Hell(n)o world!

 

This is your last post. ‘Nuff said.
Well, it’s actually the first, but as it falls down the queue it’ll be the last one you read, so I suppose this really is goodbye! Which seems like a fitting place to delve into a rant about technology and society, after all.
Is there any other realm of inquiry that so polarizes into clear camps of utopian and dystopian thought? On the one hand are the constant PR celebrations of the latest tech breakthroughs, touting all the advantages of convenience, mobility, access, problem-solving, and even (maybe someday) immortality. On the other side are the equally prevalent apocalyptic warnings about the machines taking over, the erosion of privacy and civil liberties, the loss of nature and our humanity, a grim near-future of sci-fi noir.
We’ve seen all of these views reflected, and that was just in the last 20 minutes online! In fact, the duality of dystopia and utopia has always been present from the inception of the genre, since inevitably one person’s dream world can be another’s nightmare — especially if it is imposed through force or artifice.

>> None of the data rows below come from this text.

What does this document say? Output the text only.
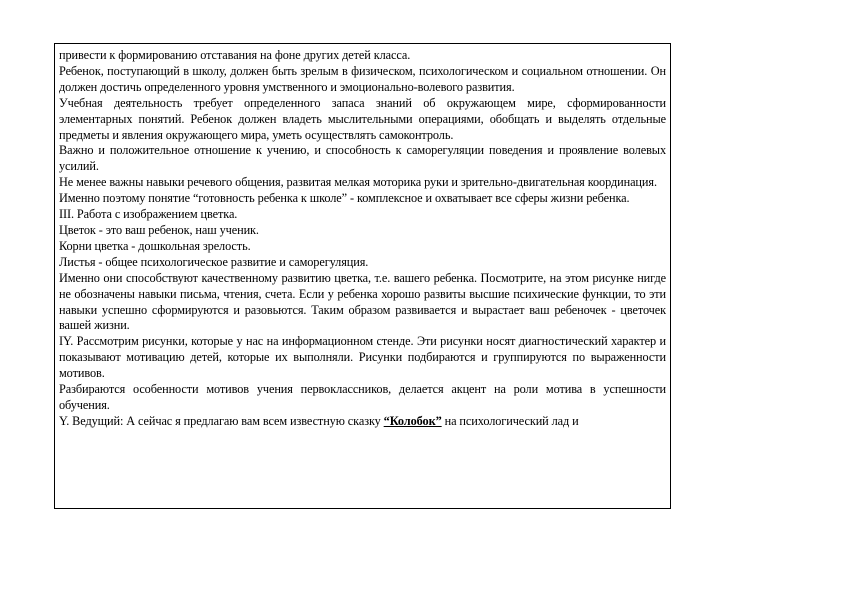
привести к формированию отставания на фоне других детей класса.

Ребенок, поступающий в школу, должен быть зрелым в физическом, психологическом и социальном отношении. Он должен достичь определенного уровня умственного и эмоционально-волевого развития.

Учебная деятельность требует определенного запаса знаний об окружающем мире, сформированности элементарных понятий. Ребенок должен владеть мыслительными операциями, обобщать и выделять отдельные предметы и явления окружающего мира, уметь осуществлять самоконтроль.

Важно и положительное отношение к учению, и способность к саморегуляции поведения и проявление волевых усилий.

Не менее важны навыки речевого общения, развитая мелкая моторика руки и зрительно-двигательная координация.

Именно поэтому понятие “готовность ребенка к школе” - комплексное и охватывает все сферы жизни ребенка.

III. Работа с изображением цветка.

Цветок - это ваш ребенок, наш ученик.

Корни цветка - дошкольная зрелость.

Листья - общее психологическое развитие и саморегуляция.

Именно они способствуют качественному развитию цветка, т.е. вашего ребенка. Посмотрите, на этом рисунке нигде не обозначены навыки письма, чтения, счета. Если у ребенка хорошо развиты высшие психические функции, то эти навыки успешно сформируются и разовьются. Таким образом развивается и вырастает ваш ребеночек - цветочек вашей жизни.

IY. Рассмотрим рисунки, которые у нас на информационном стенде. Эти рисунки носят диагностический характер и показывают мотивацию детей, которые их выполняли. Рисунки подбираются и группируются по выраженности мотивов.

Разбираются особенности мотивов учения первоклассников, делается акцент на роли мотива в успешности обучения.

Y. Ведущий: А сейчас я предлагаю вам всем известную сказку “Колобок” на психологический лад и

This is the conundrum of technology in today’s world: its ubiquity and essentiality render it inevitable in many ways, meaning that the choice of how and whether to engage it has already been made for us. Add in the fact that many of the uses to which technology is put (e.g., militarism, social control, surveillance) have more sinister connotations, and one can readily see the strands of Black Mirror in the blogosphere.

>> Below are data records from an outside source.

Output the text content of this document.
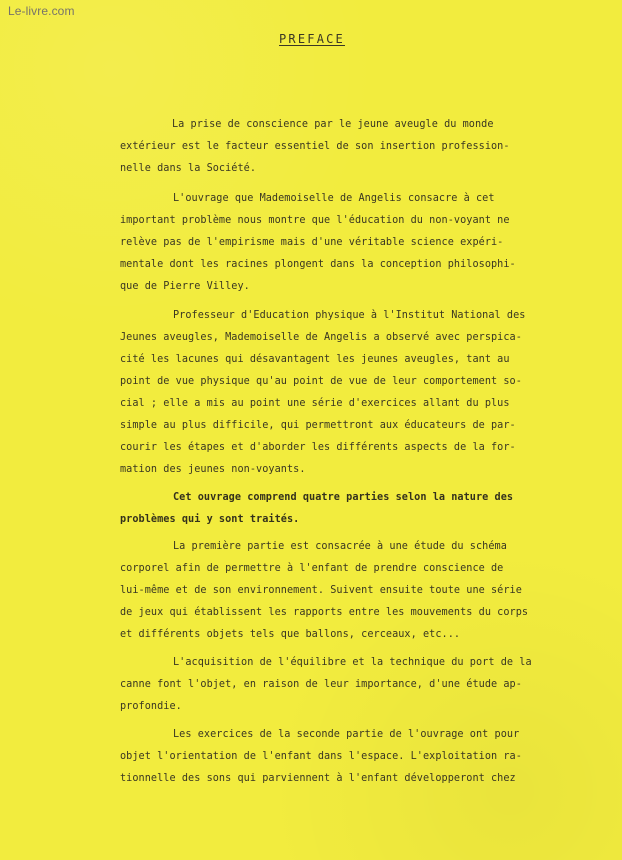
Le-livre.com
PREFACE
La prise de conscience par le jeune aveugle du monde
extérieur est le facteur essentiel de son insertion profession-
nelle dans la Société.
L'ouvrage que Mademoiselle de Angelis consacre à cet
important problème nous montre que l'éducation du non-voyant ne
relève pas de l'empirisme mais d'une véritable science expéri-
mentale dont les racines plongent dans la conception philosophi-
que de Pierre Villey.
Professeur d'Education physique à l'Institut National des
Jeunes aveugles, Mademoiselle de Angelis a observé avec perspica-
cité les lacunes qui désavantagent les jeunes aveugles, tant au
point de vue physique qu'au point de vue de leur comportement so-
cial ; elle a mis au point une série d'exercices allant du plus
simple au plus difficile, qui permettront aux éducateurs de par-
courir les étapes et d'aborder les différents aspects de la for-
mation des jeunes non-voyants.
Cet ouvrage comprend quatre parties selon la nature des
problèmes qui y sont traités.
La première partie est consacrée à une étude du schéma
corporel afin de permettre à l'enfant de prendre conscience de
lui-même et de son environnement. Suivent ensuite toute une série
de jeux qui établissent les rapports entre les mouvements du corps
et différents objets tels que ballons, cerceaux, etc...
L'acquisition de l'équilibre et la technique du port de la
canne font l'objet, en raison de leur importance, d'une étude ap-
profondie.
Les exercices de la seconde partie de l'ouvrage ont pour
objet l'orientation de l'enfant dans l'espace. L'exploitation ra-
tionnelle des sons qui parviennent à l'enfant développeront chez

With this argument, I intend neither a naive celebration nor an unremitting critique of technology, but something that recenters our humanity as a means to unpack the implications to help us make sound decisions. Inevitability is a means to its own end in many ways, and it’s crucial to resist this tendency. The future will certainly be informed by the present, and trends can be assessed to good effect, but what follows from where we are now is set in wet concrete at best — and our understanding is always limited.

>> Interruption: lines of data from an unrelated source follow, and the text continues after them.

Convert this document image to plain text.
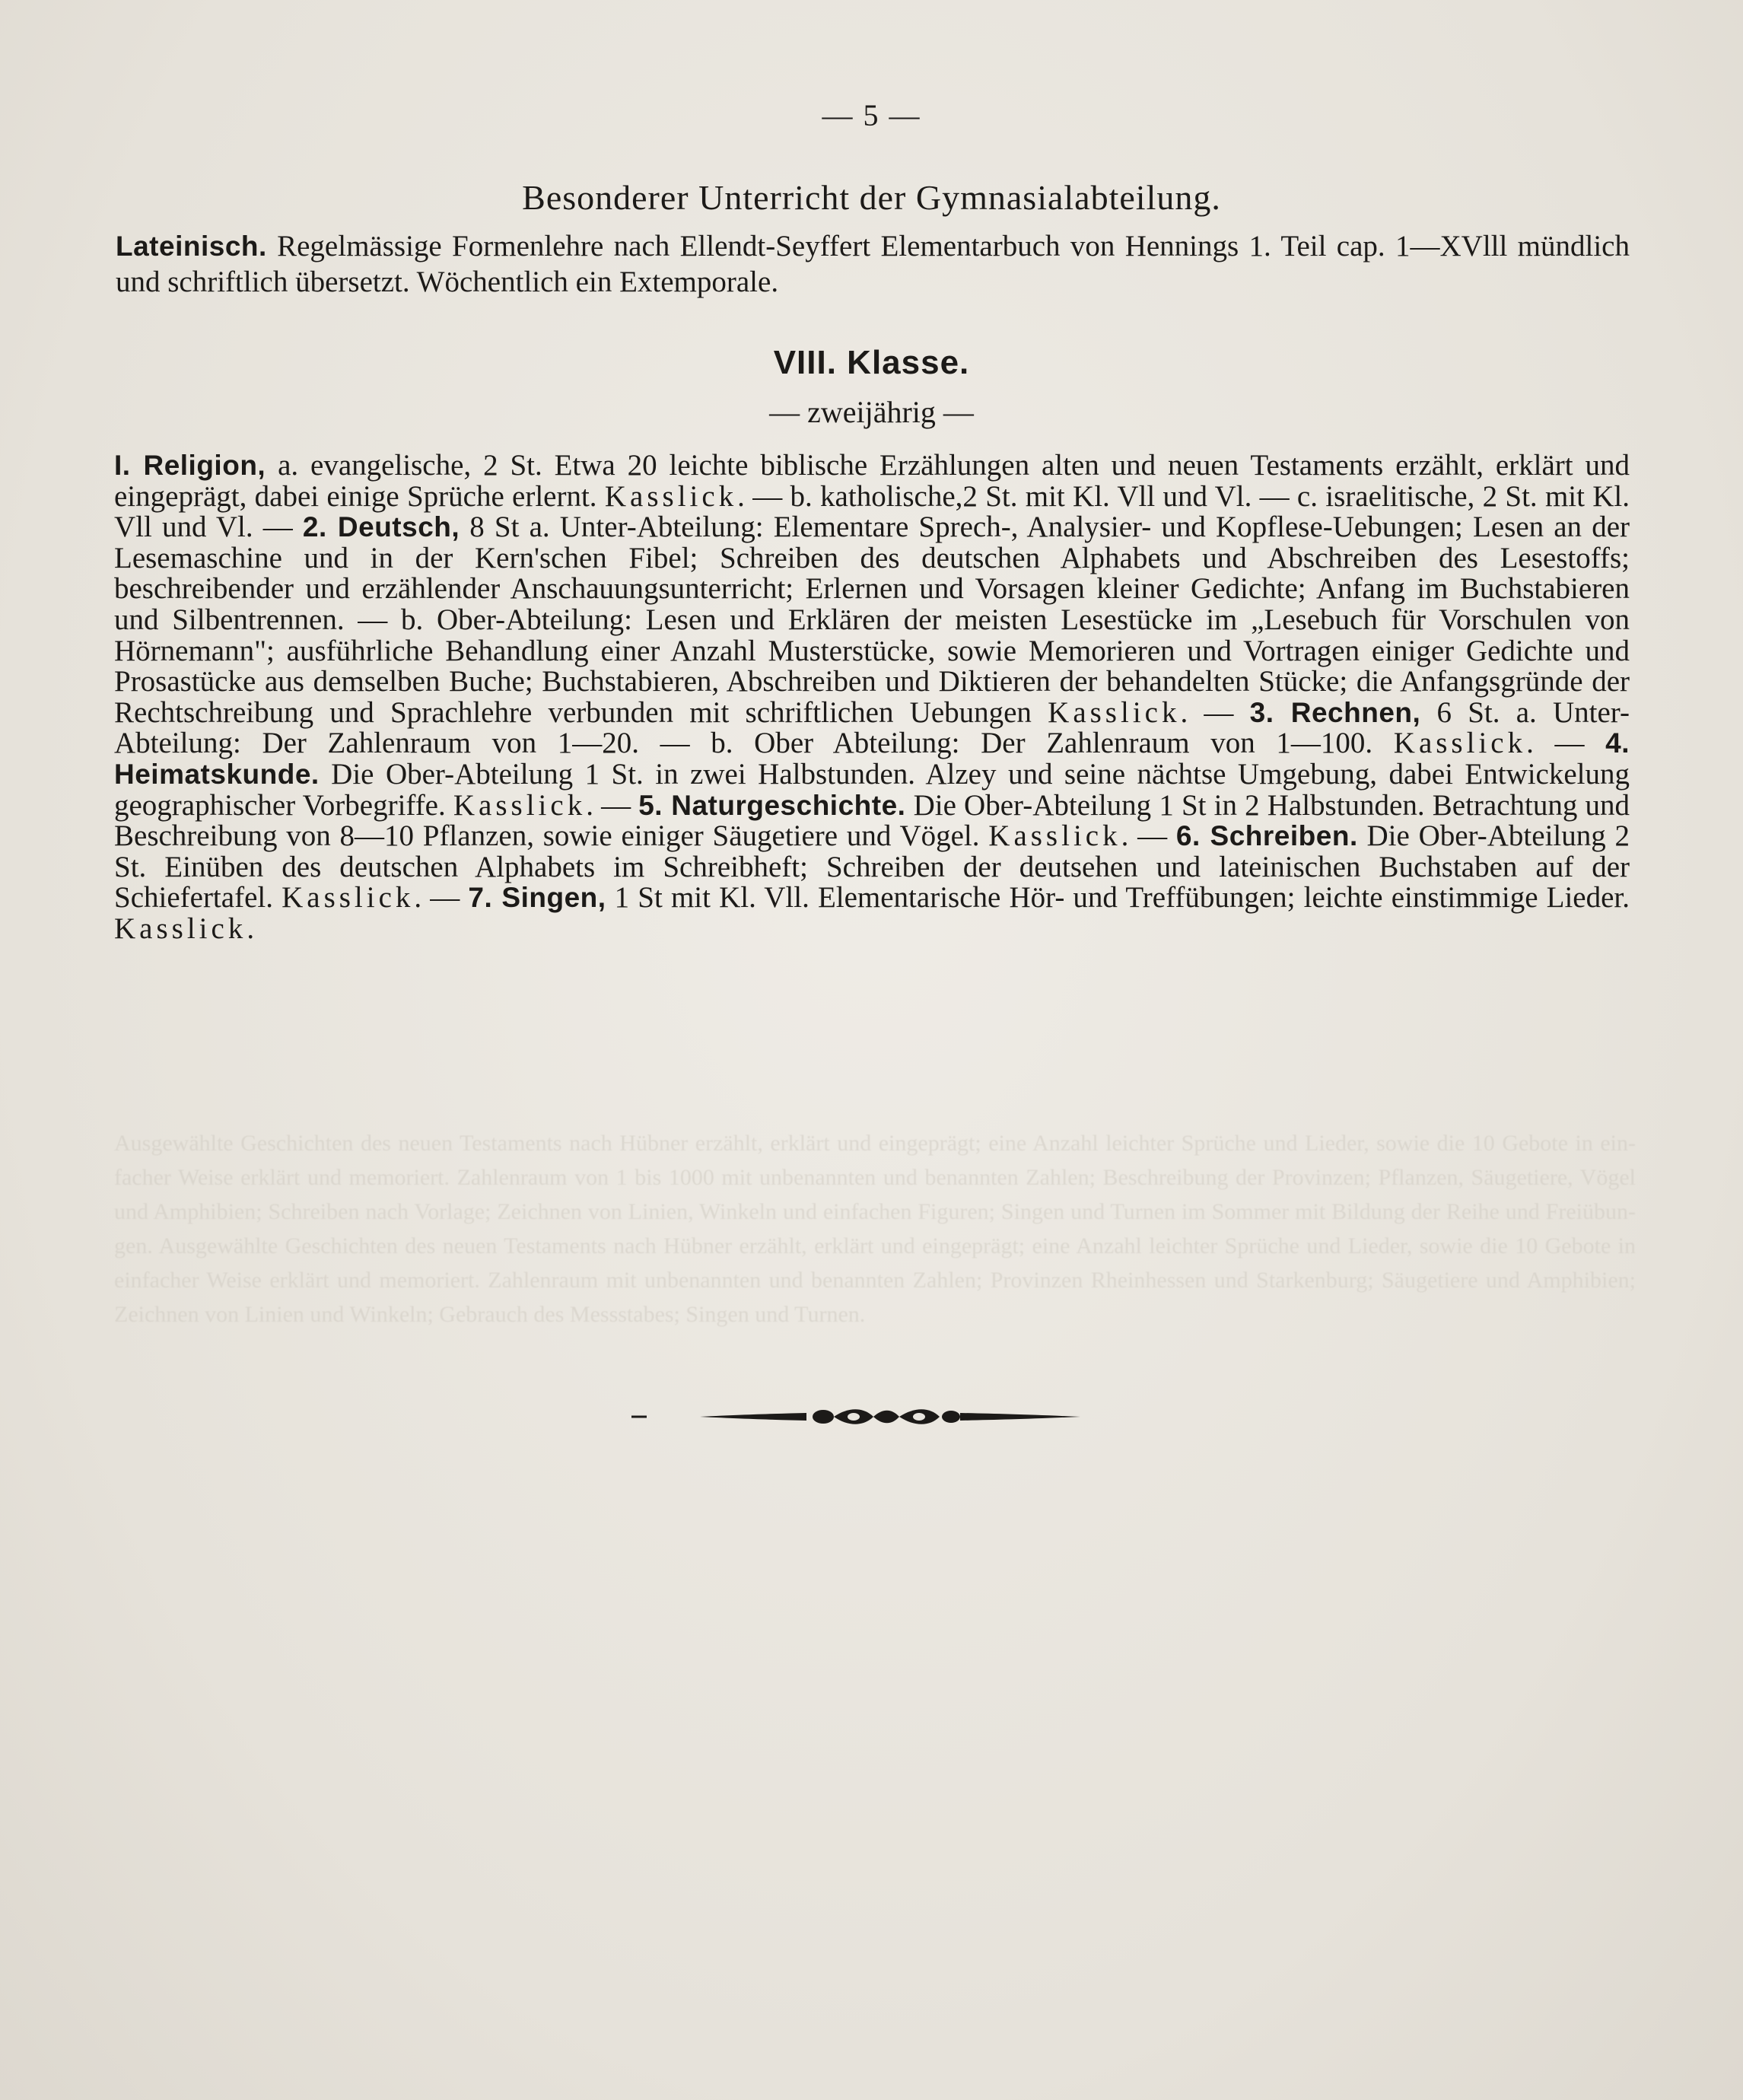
Ausgewählte Geschichten des neuen Testaments nach Hübner erzählt, erklärt und eingeprägt; eine Anzahl leichter Sprüche und Lieder, sowie die 10 Gebote in einfacher Weise erklärt und memoriert. Zahlenraum von 1 bis 1000 mit unbenannten und benannten Zahlen; Beschreibung der Provinzen; Pflanzen, Säugetiere, Vögel und Amphibien; Schreiben nach Vorlage; Zeichnen von Linien, Winkeln und einfachen Figuren; Singen und Turnen im Sommer mit Bildung der Reihe und Freiübungen. Ausgewählte Geschichten des neuen Testaments nach Hübner erzählt, erklärt und eingeprägt; eine Anzahl leichter Sprüche und Lieder, sowie die 10 Gebote in einfacher Weise erklärt und memoriert. Zahlenraum mit unbenannten und benannten Zahlen; Provinzen Rheinhessen und Starkenburg; Säugetiere und Amphibien; Zeichnen von Linien und Winkeln; Gebrauch des Messstabes; Singen und Turnen.
— 5 —
Besonderer Unterricht der Gymnasialabteilung.
Lateinisch. Regelmässige Formenlehre nach Ellendt-Seyffert Elementarbuch von Hennings 1. Teil cap. 1—XVlll mündlich und schriftlich übersetzt. Wöchentlich ein Extemporale.
VIII. Klasse.
— zweijährig —
I. Religion, a. evangelische, 2 St. Etwa 20 leichte biblische Erzählungen alten und neuen Testaments erzählt, erklärt und eingeprägt, dabei einige Sprüche erlernt. Kasslick. — b. katholische,2 St. mit Kl. Vll und Vl. — c. israelitische, 2 St. mit Kl. Vll und Vl. — 2. Deutsch, 8 St a. Unter-Abteilung: Elementare Sprech-, Analysier- und Kopflese-Uebungen; Lesen an der Lesemaschine und in der Kern'schen Fibel; Schreiben des deutschen Alphabets und Abschreiben des Lesestoffs; beschreibender und erzählender Anschauungsunterricht; Erlernen und Vorsagen kleiner Gedichte; Anfang im Buchstabieren und Silbentrennen. — b. Ober-Abteilung: Lesen und Erklären der meisten Lesestücke im „Lesebuch für Vorschulen von Hörnemann"; ausführliche Behandlung einer Anzahl Musterstücke, sowie Memorieren und Vortragen einiger Gedichte und Prosastücke aus demselben Buche; Buchstabieren, Abschreiben und Diktieren der behandelten Stücke; die Anfangsgründe der Rechtschreibung und Sprachlehre verbunden mit schriftlichen Uebungen Kasslick. — 3. Rechnen, 6 St. a. Unter-Abteilung: Der Zahlenraum von 1—20. — b. Ober Abteilung: Der Zahlenraum von 1—100. Kasslick. — 4. Heimatskunde. Die Ober-Abteilung 1 St. in zwei Halbstunden. Alzey und seine nächtse Umgebung, dabei Entwickelung geographischer Vorbegriffe. Kasslick. — 5. Naturgeschichte. Die Ober-Abteilung 1 St in 2 Halbstunden. Betrachtung und Beschreibung von 8—10 Pflanzen, sowie einiger Säugetiere und Vögel. Kasslick. — 6. Schreiben. Die Ober-Abteilung 2 St. Einüben des deutschen Alphabets im Schreibheft; Schreiben der deutsehen und lateinischen Buchstaben auf der Schiefertafel. Kasslick. — 7. Singen, 1 St mit Kl. Vll. Elementarische Hör- und Treffübungen; leichte einstimmige Lieder. Kasslick.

So this is both a hello and goodbye. I welcome you to this conversation, and bid you farewell on your journey, offering a mere signpost along the way and not a final destination. However you might view technology, and whenever you engage it (at the personal, societal, and global scales), we might work toward a collaborative dialogue. This aim (and the abilities it requires) reflects a basic faith in humanity, and perhaps makes people (!) one of the best technologies ever designed. To err may be human, but at least we’re really good at it.

NOTE: This was written circa 2016 as part of an abandoned project looking at the nexus of humanity and technology; I’ve stayed with these themes, especially as the trajectory of tech and its implications escalates.